Range Resources Inc., which has 90% of this year’s capital spending riding on three onshore natural gas projects, last week reported record gas and oil output and stronger-than-expected net income for the first three months of 2009.

Output for the Fort Worth, TX-based independent was 416 MMcfe/d, which was 12% higher year/year and the 25th consecutive quarter of growth.

Lifted by hedging gains, net income in 1Q2009 rose to $32.6 million (21 cents/share) versus earnings of $1.7 million (1 cent) in the same period a year ago. Range in 1Q2008 took a $135 million noncash charge against earnings related to hedging. Lower commodity prices pressured revenue in 1Q2009, which fell to $203 million from $307 million a year ago.

“While our financial results reflect the decline in oil and gas prices, our operating results were strong, reflecting excellent first quarter drilling results,” CEO John Pinkerton told energy analysts during a conference call.

Three U.S. onshore gas plays are getting the bulk of Range’s capital spending, with the biggest by far in the Marcellus Shale. Range holds an estimated 900,000 net acres in the play. By the end of the year, output is expected to be 80-100 MMcf/d. By the end of 2010, Range hopes to double that number.

“We have so few rigs running there, but it’s the quality of the rigs,” said COO Jeffrey Ventura. “We have three rigs there now, and we’ll exit the year with six…We’re working on plans for 2010, and the early estimate is to double the 2009 exit rate.”

The Marcellus play offers “excellent economics,” with 3-4 Bcfe per well at a cost to complete of around $3-4 million, said Ventura. “Assuming a $7/Mcf gas price, our rate of return is 75%. At $5 gas, the rate of return is 46%. Assuming the same reserves, Nymex [New York Mercantile Exchange] could drop below $3 and these wells would still have a 20% rate of return.”

Across its U.S. portfolio, Range is running 15 drilling rigs, compared with 33 at this time last year. However, Pinkerton said fewer rigs worked to the company’s advantage in the first months of this year.

“We expended the majority of our leasehold budget in the first quarter to tie up key leases on attractive terms, especially as it relates to the Marcellus Shale play,” Pinkerton said. Now that it has more acreage in key resource areas, the sky’s the limit, he said.

Most of the talk is centered on the Marcellus Shale, but the company also has had exceptional initial production (IP) rates from wells in the Barnett leasehold and in the Nora Field.

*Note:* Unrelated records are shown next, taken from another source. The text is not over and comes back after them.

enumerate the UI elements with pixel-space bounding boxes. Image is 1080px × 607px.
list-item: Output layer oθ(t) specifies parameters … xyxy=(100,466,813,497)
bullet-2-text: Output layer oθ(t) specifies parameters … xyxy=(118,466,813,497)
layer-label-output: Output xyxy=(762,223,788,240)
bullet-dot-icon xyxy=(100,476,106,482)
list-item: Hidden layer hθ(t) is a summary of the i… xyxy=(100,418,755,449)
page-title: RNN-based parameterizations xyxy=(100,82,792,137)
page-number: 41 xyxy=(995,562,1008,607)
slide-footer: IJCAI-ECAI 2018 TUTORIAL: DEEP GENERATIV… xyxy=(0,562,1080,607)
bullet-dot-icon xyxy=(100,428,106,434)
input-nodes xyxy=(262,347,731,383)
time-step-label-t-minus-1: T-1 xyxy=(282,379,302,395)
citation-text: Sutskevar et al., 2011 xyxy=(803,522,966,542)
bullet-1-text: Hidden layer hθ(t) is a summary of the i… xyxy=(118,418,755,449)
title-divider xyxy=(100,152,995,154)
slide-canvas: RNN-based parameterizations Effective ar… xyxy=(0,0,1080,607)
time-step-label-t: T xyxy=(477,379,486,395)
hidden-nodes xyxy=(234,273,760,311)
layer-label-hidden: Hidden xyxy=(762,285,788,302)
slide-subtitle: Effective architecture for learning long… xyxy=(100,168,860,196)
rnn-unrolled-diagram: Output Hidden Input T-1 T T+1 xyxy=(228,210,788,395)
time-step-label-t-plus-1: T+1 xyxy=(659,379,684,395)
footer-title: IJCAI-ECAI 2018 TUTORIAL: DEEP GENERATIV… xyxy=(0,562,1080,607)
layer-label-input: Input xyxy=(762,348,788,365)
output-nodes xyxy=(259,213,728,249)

In the Marcellus, Range completed a horizontal well with an IP rate of 7.9 MMcfe/d; it’s testing another with an IP of 10.7 MMcfe/d. Some prolific Barnett Shale wells include five new ones in southeast Tarrant County/Ellis County, TX, which tested at a combined IP rate of 19 MMcfe/d. A Parker County, TX, well tested at 5 MMcfe/d. In addition, a well in the Nora Field, in which Range holds a 50% stake, averaged an IP rate of 3 MMcfe/d over 30 days, which is believed to be the best result in the field to date.

“Range beat the high end of our guidance in the quarter,” said Pinkerton. “We drilled 101 wells on schedule, and we’re pleased with the drilling results. Despite lower prices, we continue to create effective returns on capital…”

Realized prices fell 31% from a year ago to an average of $6.62/Mcfe. Average gas prices went down 30% to $6.47/Mcf; the average oil price decreased 15% to $59.64/bbl.

“If gas prices behave as we anticipate, it’s likely we will begin to hedge again later this year,” Pinkerton said. Even if prices continue to stagnate, Range has “sufficient liquidity” to meet its needs.

“I’m most pleased with what happened on the cost side,” said the CEO. “Costs were controllable, well aligned with expectations and well below last year. All said, with the momentum from our existing drilling, we currently believe we will hit a 10% production growth target, even after taking hits from asset sales into account.”